"UNIFORM SECURITIES ACT (2002)" - H.B. 6338 (H-2): FLOOR ANALYSIS


House Bill 6338 (Substitute H-2 as passed by the House)

Sponsor: Representative Andrew Richner

House Committee: Insurance and Financial Services

Senate Committee: Financial Services


CONTENT


The bill would create the "Uniform Securities Act (2002)" and repeal the existing Uniform Securities Act (Public Act 265 of 1964). The bill would do the following:


-- Require the Office of Financial and Insurance Services (OFIS), in its discretion, to cooperate, coordinate, consult, and share information with the securities regulators of other states, Canadian provinces, foreign jurisdictions, the Securities and Exchange Commission, the U.S. Department of Justice, and certain other entities, in order to effectuate greater uniformity in securities matters.

-- Permit OFIS to assist the securities regulator of another state or a foreign jurisdiction in an investigation of a securities violation.

-- Authorize the electronic filing of records and signatures, and include information stored in an electronic medium in the definition of "record".

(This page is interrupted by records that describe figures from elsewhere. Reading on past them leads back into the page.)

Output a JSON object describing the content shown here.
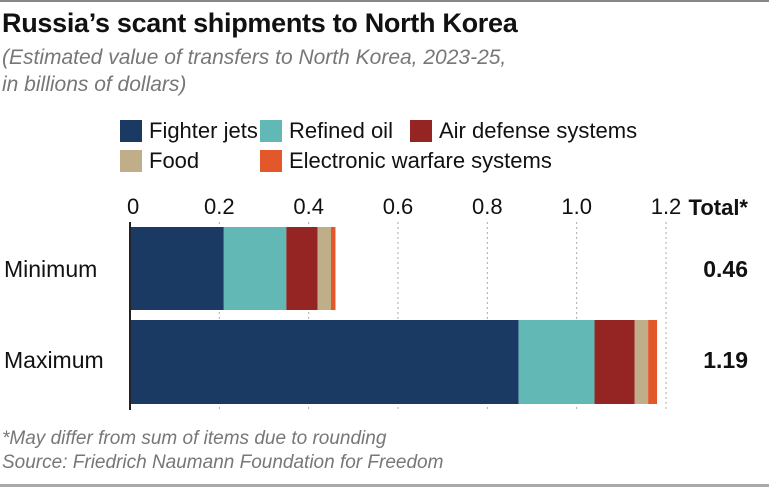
{
  "chart_data": {
    "type": "bar",
    "orientation": "horizontal",
    "stacked": true,
    "title": "Russia’s scant shipments to North Korea",
    "subtitle": "(Estimated value of transfers to North Korea, 2023-25, in billions of dollars)",
    "subtitle_lines": [
      "(Estimated value of transfers to North Korea, 2023-25,",
      "in billions of dollars)"
    ],
    "categories": [
      "Minimum",
      "Maximum"
    ],
    "series": [
      {
        "name": "Fighter jets",
        "color": "#1b3a63",
        "values": [
          0.21,
          0.87
        ]
      },
      {
        "name": "Refined oil",
        "color": "#62b8b5",
        "values": [
          0.14,
          0.17
        ]
      },
      {
        "name": "Air defense systems",
        "color": "#952523",
        "values": [
          0.07,
          0.09
        ]
      },
      {
        "name": "Food",
        "color": "#bfae88",
        "values": [
          0.03,
          0.03
        ]
      },
      {
        "name": "Electronic warfare systems",
        "color": "#e2582a",
        "values": [
          0.01,
          0.02
        ]
      }
    ],
    "totals": [
      "0.46",
      "1.19"
    ],
    "totals_header": "Total*",
    "xlim": [
      0,
      1.2
    ],
    "xticks": [
      0,
      0.2,
      0.4,
      0.6,
      0.8,
      1.0,
      1.2
    ],
    "xtick_labels": [
      "0",
      "0.2",
      "0.4",
      "0.6",
      "0.8",
      "1.0",
      "1.2"
    ],
    "grid": "vertical dotted",
    "legend_position": "top",
    "xlabel": "",
    "ylabel": ""
  },
  "footer": {
    "note": "*May differ from sum of items due to rounding",
    "source": "Source: Friedrich Naumann Foundation for Freedom"
  }
}
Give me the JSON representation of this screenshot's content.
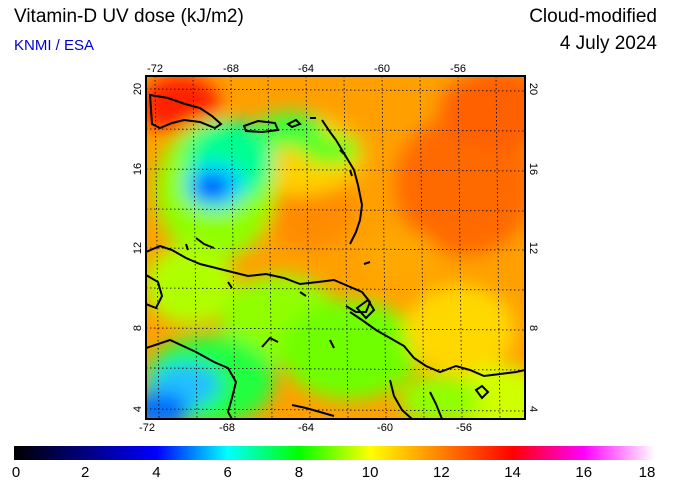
{
  "header": {
    "title": "Vitamin-D UV dose (kJ/m2)",
    "credit": "KNMI / ESA",
    "product": "Cloud-modified",
    "date": "4 July 2024"
  },
  "map": {
    "lon_ticks": [
      "-72",
      "-68",
      "-64",
      "-60",
      "-56"
    ],
    "lat_ticks": [
      "20",
      "16",
      "12",
      "8",
      "4"
    ],
    "lon_range": [
      -73,
      -53
    ],
    "lat_range": [
      3,
      21
    ]
  },
  "colorbar": {
    "labels": [
      "0",
      "2",
      "4",
      "6",
      "8",
      "10",
      "12",
      "14",
      "16",
      "18"
    ],
    "range": [
      0,
      18
    ],
    "colors": [
      "#000000",
      "#000080",
      "#0000ff",
      "#00ffff",
      "#00ff00",
      "#ffff00",
      "#ff8000",
      "#ff0000",
      "#ff00ff",
      "#ffffff"
    ]
  }
}
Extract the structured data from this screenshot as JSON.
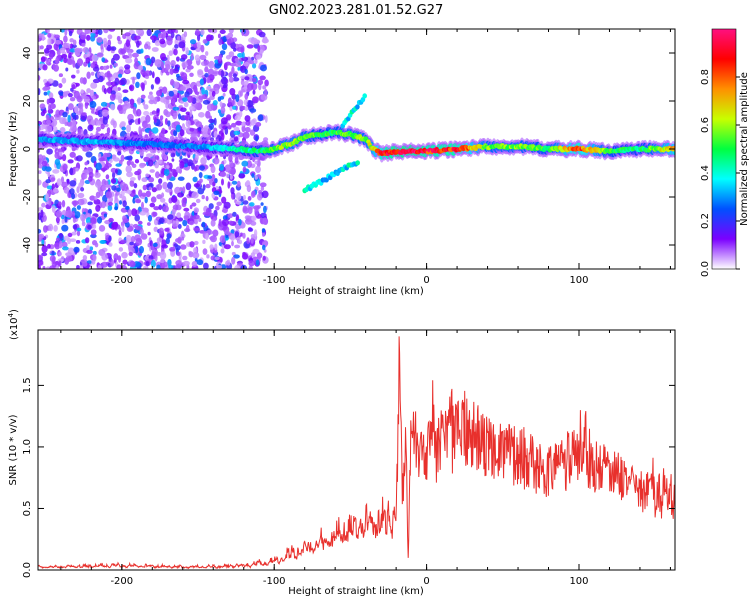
{
  "figure": {
    "title": "GN02.2023.281.01.52.G27"
  },
  "colorbar": {
    "label": "Normalized spectral amplitude",
    "ticks": [
      "0.0",
      "0.2",
      "0.4",
      "0.6",
      "0.8"
    ],
    "tick_values": [
      0.0,
      0.2,
      0.4,
      0.6,
      0.8
    ],
    "range": [
      0,
      1
    ],
    "colormap": [
      "#ffffff",
      "#7b00ff",
      "#0050ff",
      "#00ffff",
      "#00ff40",
      "#c8ff00",
      "#ff9000",
      "#ff0000",
      "#ff1080"
    ]
  },
  "chart_data": [
    {
      "type": "heatmap",
      "title": "",
      "xlabel": "Height of straight line (km)",
      "ylabel": "Frequency (Hz)",
      "xlim": [
        -255,
        163
      ],
      "ylim": [
        -50,
        50
      ],
      "xticks": [
        -200,
        -100,
        0,
        100
      ],
      "xtick_labels": [
        "-200",
        "-100",
        "0",
        "100"
      ],
      "yticks": [
        -40,
        -20,
        0,
        20,
        40
      ],
      "ytick_labels": [
        "-40",
        "-20",
        "0",
        "20",
        "40"
      ],
      "ridge": {
        "x": [
          -255,
          -220,
          -180,
          -150,
          -125,
          -110,
          -100,
          -90,
          -80,
          -70,
          -60,
          -50,
          -40,
          -35,
          -30,
          -20,
          -10,
          0,
          20,
          40,
          60,
          80,
          100,
          120,
          140,
          163
        ],
        "freq": [
          4,
          3,
          2,
          1,
          0,
          -1,
          0,
          2,
          5,
          6,
          7,
          6,
          4,
          0,
          -2,
          -1,
          -1,
          -1,
          0,
          1,
          1,
          0,
          0,
          -1,
          0,
          0
        ],
        "peak_amplitude": [
          0.35,
          0.35,
          0.3,
          0.3,
          0.45,
          0.5,
          0.6,
          0.65,
          0.6,
          0.55,
          0.55,
          0.6,
          0.6,
          0.7,
          0.9,
          1.0,
          1.0,
          0.95,
          0.95,
          0.6,
          0.6,
          0.55,
          0.9,
          0.55,
          0.5,
          0.8
        ]
      },
      "branches": [
        {
          "x": [
            -55,
            -50,
            -45,
            -40
          ],
          "freq": [
            10,
            14,
            18,
            22
          ],
          "amplitude": 0.35
        },
        {
          "x": [
            -80,
            -70,
            -60,
            -50,
            -45
          ],
          "freq": [
            -17,
            -14,
            -10,
            -7,
            -5
          ],
          "amplitude": 0.35
        }
      ],
      "noise_region": {
        "x": [
          -255,
          -105
        ],
        "amplitude": 0.3
      }
    },
    {
      "type": "line",
      "title": "",
      "xlabel": "Height of straight line (km)",
      "ylabel": "SNR (10 * v/v)",
      "y_multiplier": "(x10",
      "y_multiplier_exp": "4",
      "y_multiplier_close": ")",
      "xlim": [
        -255,
        163
      ],
      "ylim": [
        0,
        1.95
      ],
      "xticks": [
        -200,
        -100,
        0,
        100
      ],
      "xtick_labels": [
        "-200",
        "-100",
        "0",
        "100"
      ],
      "yticks": [
        0,
        0.5,
        1.0,
        1.5
      ],
      "ytick_labels": [
        "0.0",
        "0.5",
        "1.0",
        "1.5"
      ],
      "series": [
        {
          "color": "#e8302c",
          "x": [
            -255,
            -200,
            -150,
            -120,
            -100,
            -90,
            -80,
            -70,
            -60,
            -50,
            -40,
            -30,
            -20,
            -18,
            -16,
            -14,
            -12,
            -10,
            0,
            10,
            20,
            25,
            30,
            40,
            50,
            60,
            70,
            80,
            90,
            100,
            110,
            120,
            130,
            140,
            150,
            160,
            163
          ],
          "y": [
            0.02,
            0.03,
            0.02,
            0.03,
            0.05,
            0.1,
            0.15,
            0.2,
            0.25,
            0.3,
            0.35,
            0.4,
            0.45,
            1.95,
            0.3,
            1.1,
            0.05,
            1.05,
            1.1,
            1.3,
            1.4,
            1.45,
            1.3,
            1.25,
            1.2,
            1.15,
            1.1,
            1.0,
            1.05,
            1.15,
            1.0,
            0.9,
            0.85,
            0.75,
            0.7,
            0.65,
            0.8
          ],
          "envelope": [
            0.04,
            0.06,
            0.04,
            0.06,
            0.12,
            0.2,
            0.26,
            0.32,
            0.42,
            0.55,
            0.6,
            0.62,
            0.7,
            1.95,
            1.5,
            1.5,
            1.5,
            1.6,
            1.5,
            1.62,
            1.6,
            1.62,
            1.5,
            1.3,
            1.25,
            1.2,
            1.15,
            1.05,
            1.15,
            1.45,
            1.2,
            1.1,
            1.0,
            0.95,
            0.9,
            0.9,
            0.85
          ]
        }
      ]
    }
  ]
}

-- Include viatical settlement agreements in the definition of "security".

-- Re-enact, modify, and expand provisions concerning Federal covered securities and Federal covered investment advisers (which were added to the current Act by Public Act 494 of 2000).

-- Provide that a rule or order could require the filing of certain records (a "notice filing") with respect to a Federal covered security that was not exempt from registration.

-- Exempt from securities registration a sale or offer to sell to an institutional investor, a Federal covered investment adviser, or any other person exempted by rule or order.

-- Specify exemptions from registration that would address certain employee plans, trusts, nonprofi tax-exempt organizations, small business investment companies, and private business development companies.

-- Provide for a limited offering transaction exemption that would reach 25 people (rather than 10 as currently provided).

-- Authorize OFIS to waive or modify requirements for a Federal covered security notice filing, registration by coordination, or registration by qualification, or the requirement of any information or record in a registration statement or in a periodic report.

-- Provide for the registration of investment adviser representatives, as well as broker-dealers, agents, and investment advisers, and exempt certain people from having to register or to file as a Federal covered investment adviser.

-- Create the "Securities Investigation, Enforcement, and Education Fund"; require all fees and civil fines to be deposited into the Fund; and require OFIS to use the money to pay expenses of investigation, enforcement, and public educational programs.

-- Allow OFIS to impose a civil penalty of up to $10,000 for a single violation, or $500,000 for multiple violations, on a registrant, a partner, officer, or director of a broker-dealer or investment adviser, or a person controlling a broker-dealer or investment adviser. (The current maximum fine that OFIS may impose is $1,000.)

-- Allow OFIS to bring an action in circuit court to enjoin a violation, and allow the court to issue an injunction, order an asset freeze, order OFIS to take control of a defendant's property, order payment of a maximum civil fine of $10,000 for a single violation or $500,000 for multiple violations, order rescission, restitution, or disgorgement, order payment of prejudgment and postjudgment interest, and grant other appropriate relief.

-- Establish a criminal penalty of up to 10 years' imprisonment and/or a maximum fine of $500,000, for a willful violation. (The current maximum criminal fine is $25,000.)

-- Establish a period of limitations on a civil action for relief, depending on the violation, of either 1) two years after a violation occurred, or 2) two years after discovery of the facts constituting the violation or five years after the violation occurred.

-- Describe records that would not be public records, and allow OFIS to disclose a record obtained in connection with an audit, inspection, or investigation, for the purpose of a civil, administrative, or criminal investigation, action, or proceeding, or to the securities regulator of another jurisdiction or an entity listed in the bill.


BACKGROUND


The National Conference of Commissioners on Uniform State Laws (NCCUSL) approved a new Uniform Securities Act in August 2002. According to the Uniform Law Commissioners, "The Uniform Securities Act was originally promulgated by the NCCUSL in 1956 and then substantially revised in 1985. The enactment of the federal National Securities Markets Improvement Act (NSMIA) in 1996 preempted some of the regulatory authority of the states. This fact, the need to address recent advances in the technology of securities regulation, and the increasingly interstate and international aspects of security transactions, prompted NCCUSL to draft the new act."


- Legislative Analyst: Suzanne Lowe


FISCAL IMPACT


The bill would create the "Securities Investigation, Enforcement, and Education Fund" into which fine revenue would be deposited. Currently, this revenue is deposited into the General Fund. This change would mean a reduction in revenue into the General Fund. Total revenue generated from these fines in past years has been approximately $1,000.


Date Completed: 12-26-02 - Fiscal Analyst: Maria Tyszkiewicz

This analysis was prepared by nonpartisan Senate staff for use by the Senate in its deliberations and does not constitute an official statement of legislative intent.